Ortaköy yönetimi kendini nasıl savunuyor? Yaptıklarının yönetmeliğe aykırı olmadığını söyleyerek. Hem evet, hem hayır. Evet, çünkü yönetmelikte her bir vakfın kendi seçmen listesini vermesinin önünde teknik bir engel yok; hayır, çünkü ikinci bölgede 800 seçmen olmadığını çocuk bile bilir. 800 kişilik liste vermek, kötü niyetten başka bir şey değildir. “Başka liste gelirse onu da ekleriz” demek, baştaki bu kötü niyet göstergesini ortadan kaldırmaz. Öte yandan, yönetmelik, aynı bölgedeki vakıfların ortak liste vermesinin önüne de bir engel koymuyor. Yani Ortaköy “Yaptığım, yönetmeliğe uygun” diyor ama baştan ortak listeyi verseydi, o zaman da yaptığı yönetmeliğe aykırı bir iş olmayacaktı. Velhasıl, baştan beri söylediğim gibi, bu karmaşanın tek sorumlusu Ortaköy değil, ama şüphesiz onlar da önemli bir tuğla koydular. 

İşin Vakıflar Genel Müdürlüğü (VGM) tarafında daha büyük bir tutarsızlık söz konusu, zira aynı bölge için birbirinden hayli farklı seçmen listelerini kabul ediyorlar. Biri VGM’ye sormayacak mı, aynı bölge için nasıl hem 800 kişilik seçmen listesini, hem 20 bin kişilik listeyi kabul ettin diye? Hiç şüpheniz olmasın, tüm bu işler mahkemeye düştüğünde bu da sorulacak. 

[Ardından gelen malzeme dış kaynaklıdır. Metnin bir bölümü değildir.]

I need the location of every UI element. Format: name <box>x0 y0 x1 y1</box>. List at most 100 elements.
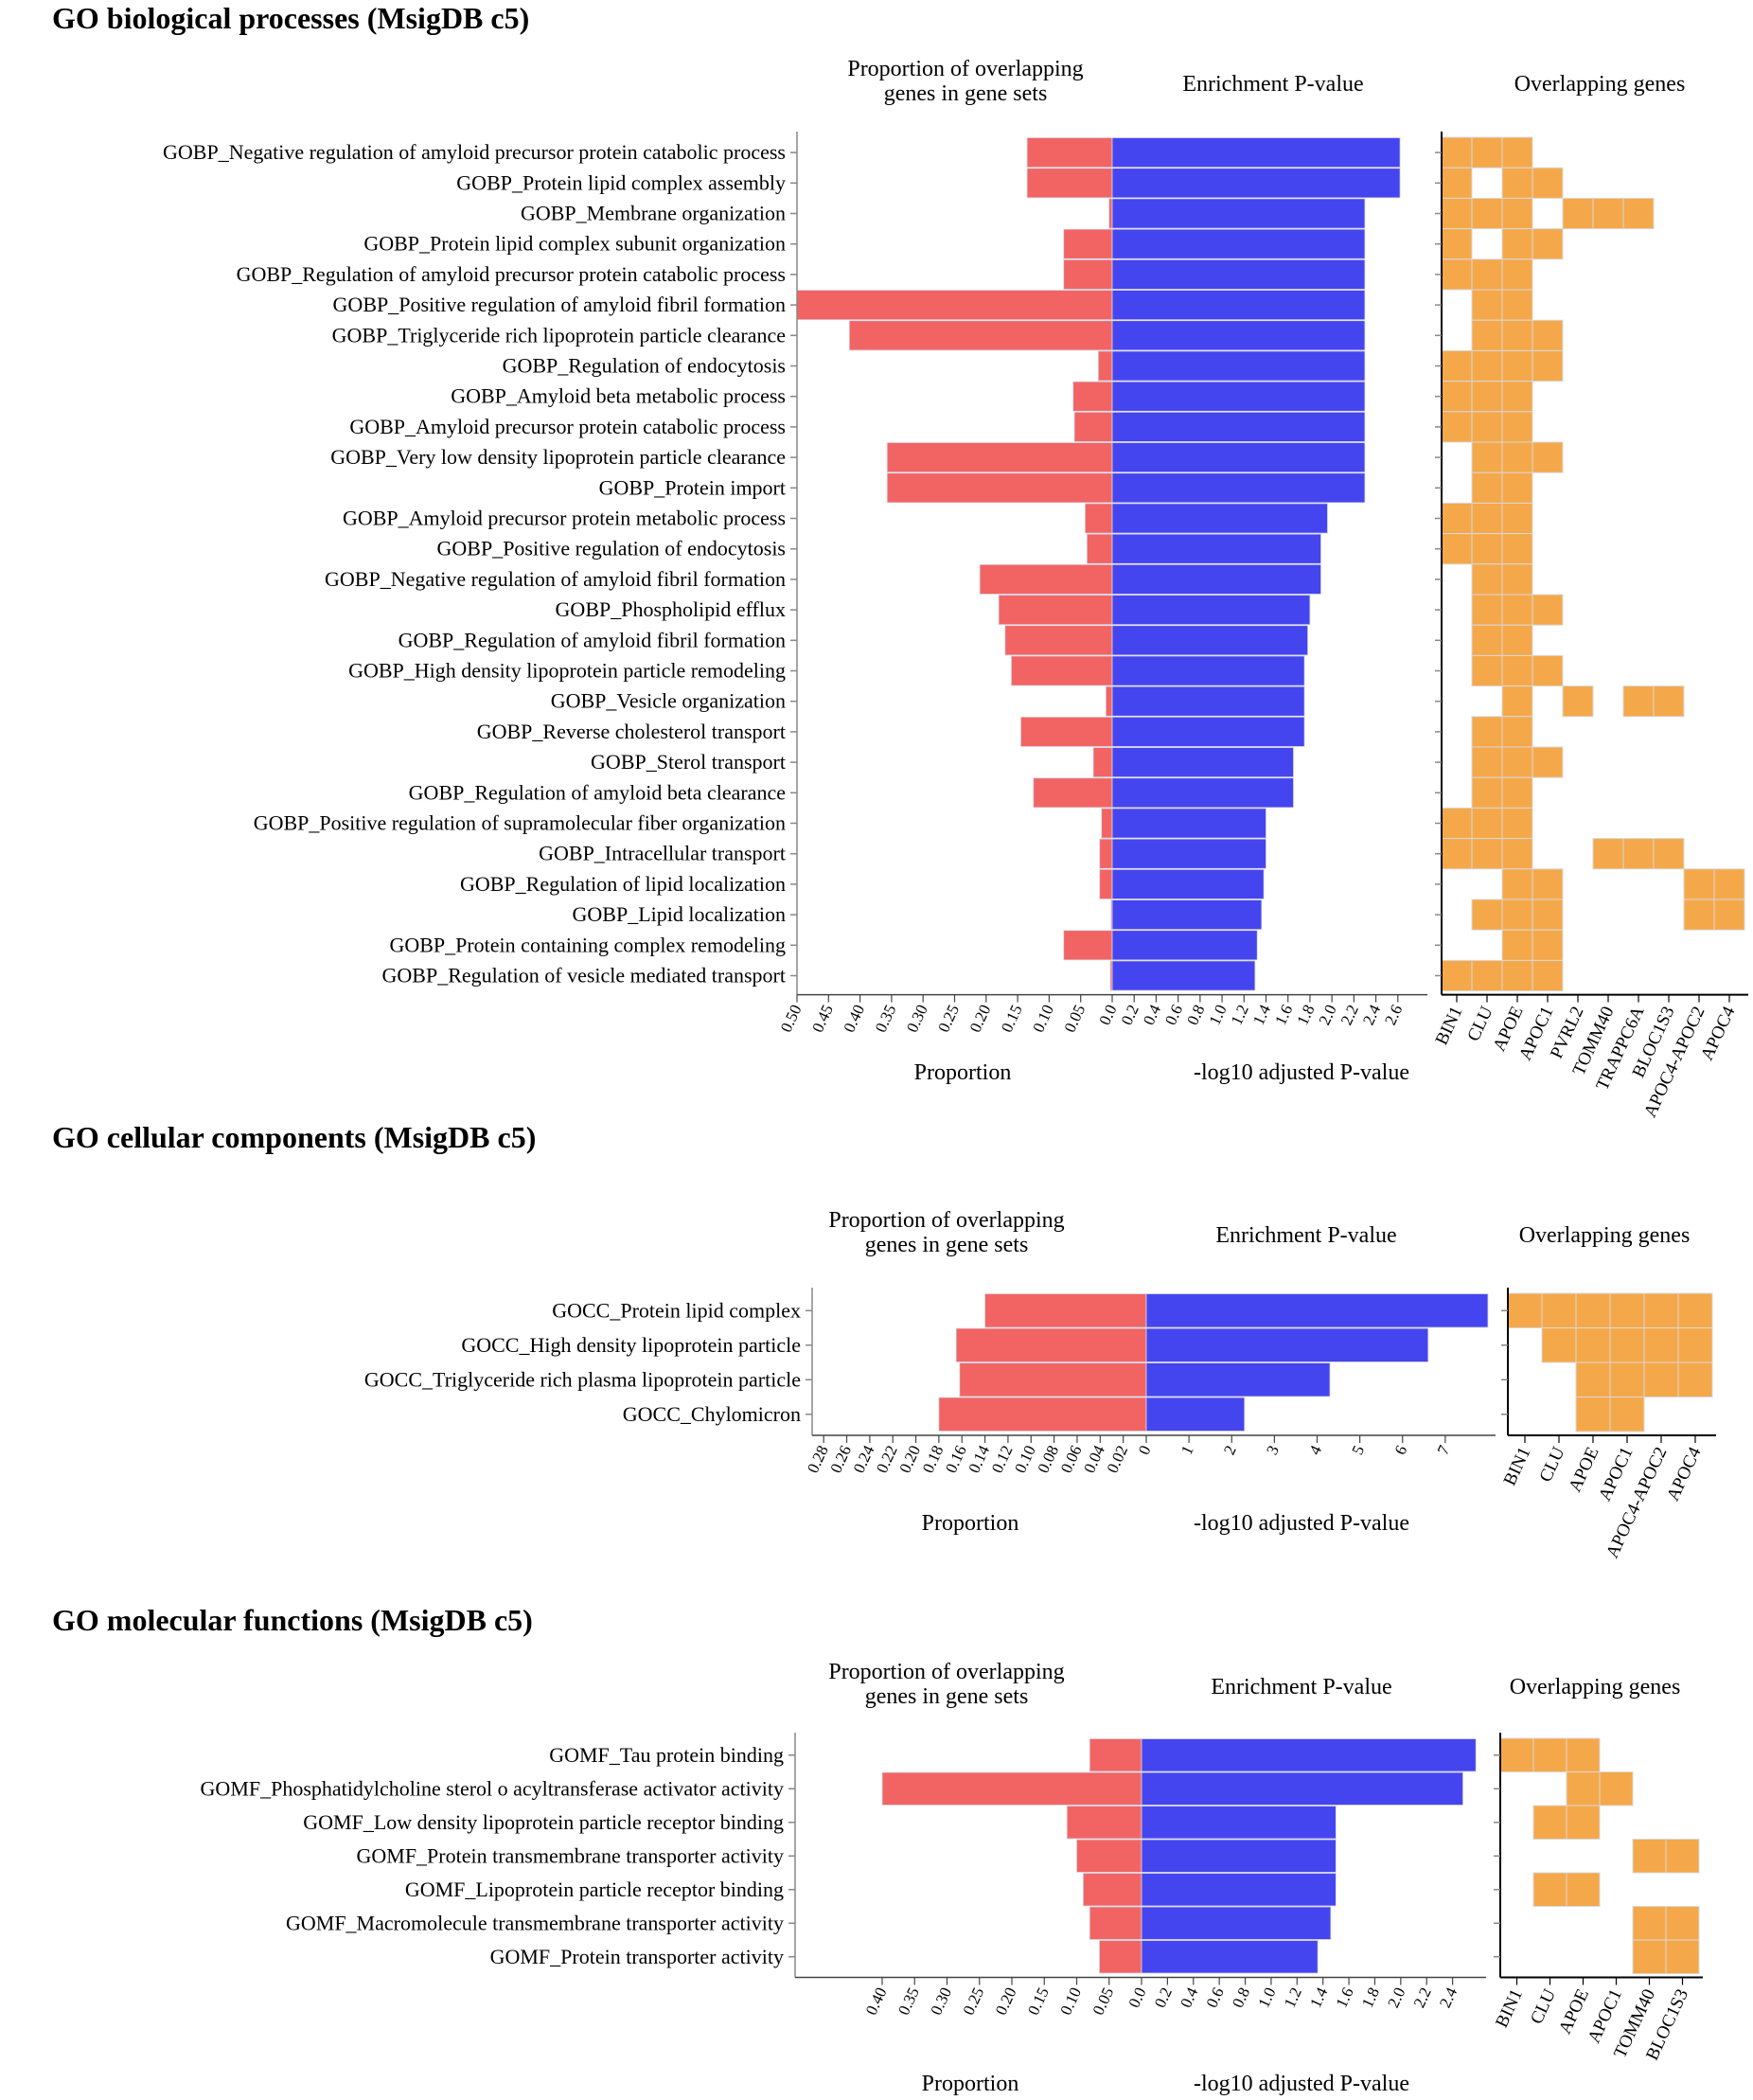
gene-cell <box>1532 654 1564 687</box>
gene-cell <box>1501 136 1533 169</box>
proportion-tick-label: 0.12 <box>988 1443 1017 1476</box>
gene-cell <box>1632 1939 1667 1974</box>
gene-cell <box>1632 1906 1667 1941</box>
pvalue-tick-label: 1.8 <box>1293 1002 1318 1027</box>
gene-cell <box>1609 1361 1645 1397</box>
gene-cell <box>1471 533 1503 565</box>
gene-cell <box>1501 533 1533 565</box>
gene-cell <box>1532 228 1564 260</box>
gene-cell <box>1501 289 1533 321</box>
pvalue-bar <box>1145 1362 1331 1397</box>
gene-cell <box>1441 197 1473 230</box>
proportion-tick-label: 0.08 <box>1034 1443 1062 1476</box>
gene-cell <box>1471 716 1503 748</box>
pvalue-tick-label: 1.2 <box>1228 1002 1252 1027</box>
gene-cell <box>1713 899 1745 931</box>
gene-cell <box>1592 197 1624 230</box>
proportion-tick-label: 0.26 <box>826 1443 855 1476</box>
row-label: GOBP_Positive regulation of endocytosis <box>437 537 786 561</box>
gene-cell <box>1566 1805 1601 1840</box>
gene-cell <box>1501 838 1533 870</box>
gene-label: CLU <box>1535 1444 1568 1486</box>
gene-label: CLU <box>1527 1985 1560 2027</box>
proportion-bar <box>1063 228 1113 259</box>
proportion-tick-label: 0 <box>1135 1443 1155 1458</box>
pvalue-tick-label: 2.2 <box>1337 1002 1362 1027</box>
gene-cell <box>1471 838 1503 870</box>
pvalue-bar <box>1111 411 1366 442</box>
gene-cell <box>1713 868 1745 900</box>
proportion-bar <box>1099 1940 1142 1974</box>
gene-cell <box>1532 746 1564 778</box>
row-label: GOBP_Amyloid precursor protein metabolic… <box>343 507 786 530</box>
gene-cell <box>1532 868 1564 900</box>
gene-cell <box>1677 1292 1713 1328</box>
pvalue-bar <box>1111 808 1266 839</box>
gene-cell <box>1471 258 1503 291</box>
pvalue-tick-label: 2.4 <box>1359 1002 1384 1028</box>
gene-cell <box>1566 1737 1601 1772</box>
gene-cell <box>1441 838 1473 870</box>
pvalue-tick-label: 2.4 <box>1436 1984 1461 2011</box>
gene-cell <box>1501 228 1533 260</box>
proportion-bar <box>1105 685 1113 717</box>
gene-cell <box>1501 685 1533 718</box>
pvalue-tick-label: 1.4 <box>1249 1002 1274 1028</box>
pvalue-tick-label: 0.2 <box>1151 1984 1176 2010</box>
proportion-bar <box>959 1362 1147 1397</box>
pvalue-bar <box>1141 1906 1332 1940</box>
row-label: GOBP_Triglyceride rich lipoprotein parti… <box>332 323 786 347</box>
gene-cell <box>1643 1292 1679 1328</box>
proportion-tick-label: 0.0 <box>1124 1984 1149 2010</box>
gene-cell <box>1471 807 1503 840</box>
header-genes: Overlapping genes <box>1510 1675 1681 1700</box>
gene-cell <box>1471 319 1503 351</box>
header-pvalue: Enrichment P-value <box>1182 72 1363 97</box>
gene-cell <box>1562 685 1594 718</box>
row-label: GOBP_Sterol transport <box>591 750 786 774</box>
pvalue-bar <box>1141 1738 1477 1772</box>
gene-cell <box>1471 441 1503 473</box>
gene-cell <box>1441 502 1473 535</box>
proportion-bar <box>886 442 1113 473</box>
pvalue-bar <box>1141 1940 1319 1974</box>
proportion-tick-label: 0.18 <box>919 1443 947 1476</box>
proportion-tick-label: 0.20 <box>992 1984 1020 2018</box>
proportion-bar <box>1082 1873 1142 1907</box>
proportion-tick-label: 0.30 <box>927 1984 955 2018</box>
gene-cell <box>1471 411 1503 443</box>
pvalue-tick-label: 4 <box>1305 1442 1325 1457</box>
proportion-tick-label: 0.25 <box>960 1984 988 2018</box>
gene-cell <box>1541 1292 1577 1328</box>
row-label: GOBP_Phospholipid efflux <box>556 597 786 621</box>
gene-cell <box>1471 197 1503 230</box>
gene-cell <box>1653 685 1685 718</box>
gene-cell <box>1501 381 1533 413</box>
pvalue-bar <box>1141 1771 1463 1806</box>
row-label: GOMF_Macromolecule transmembrane transpo… <box>286 1911 784 1934</box>
panel-3: GO molecular functions (MsigDB c5) Propor… <box>52 1603 1703 2096</box>
pvalue-tick-label: 0.4 <box>1177 1984 1201 2011</box>
proportion-tick-label: 0.40 <box>840 1002 868 1035</box>
row-label: GOBP_Protein containing complex remodeli… <box>389 933 786 956</box>
gene-cell <box>1643 1327 1679 1363</box>
proportion-tick-label: 0.15 <box>998 1002 1026 1035</box>
gene-cell <box>1532 1737 1567 1772</box>
gene-cell <box>1471 654 1503 687</box>
gene-cell <box>1501 411 1533 443</box>
gene-cell <box>1643 1361 1679 1397</box>
proportion-bar <box>1011 655 1113 686</box>
proportion-bar <box>979 563 1113 595</box>
gene-cell <box>1599 1771 1634 1806</box>
gene-cell <box>1609 1327 1645 1363</box>
row-label: GOBP_Amyloid beta metabolic process <box>451 384 786 408</box>
proportion-bar <box>1089 1738 1142 1772</box>
gene-cell <box>1471 472 1503 504</box>
row-label: GOBP_Regulation of vesicle mediated tran… <box>382 964 786 988</box>
header-proportion-line2: genes in gene sets <box>865 1233 1029 1257</box>
panel-title: GO molecular functions (MsigDB c5) <box>52 1603 533 1637</box>
gene-cell <box>1441 533 1473 565</box>
pvalue-tick-label: 2 <box>1220 1443 1240 1458</box>
gene-cell <box>1575 1292 1611 1328</box>
proportion-bar <box>1072 381 1113 412</box>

Gelelim bu tiyatroda başından beri eksik olan aktöre: Ermeni toplumu, yani halk. Birileri devamlı hareket hâlinde, oraya giriyor, buraya çıkıyor, bir şeyler söylüyor ama esas aktör olan veya olması gereken halk ortada yok. O ortada olmayınca, diğer aktörler sahada bildikleri gibi kendi çıkarları doğrultusunda at koşturuyor. Kitle bu işlere ilgi göstermediği sürece istediklerini yaparlar, kendi içlerinde kendi çıkar kavgalarını verirler. Sonunda o veya bu ağa kazanır ama bunun halka bir faydası olmaz. 

Peki, halk kim? Sen, ben, o, herkes. Şikâyet etmek yetmez, görünür olmak da gerekir. Ortaköy seçmen kaydı alacağını duyurdu. İkinci bölgede yaşıyorsanız, işte görünür olmak için fırsat. Organize olabiliyorsanız eş, dost, arkadaşlarla toplu bir şekilde, olamıyorsanız tek başınıza gidip Ortaköy’e seçmen kaydınızı yaptırın. Hatta mesela hemşehri dernekleri gibi zaten belli ölçüde organize gruplar bu işe öncülük edebilirler. 

Zira halk umursamaz olursa, diğerlerine söylenecek sözün pek bir manası kalmıyor son tahlilde.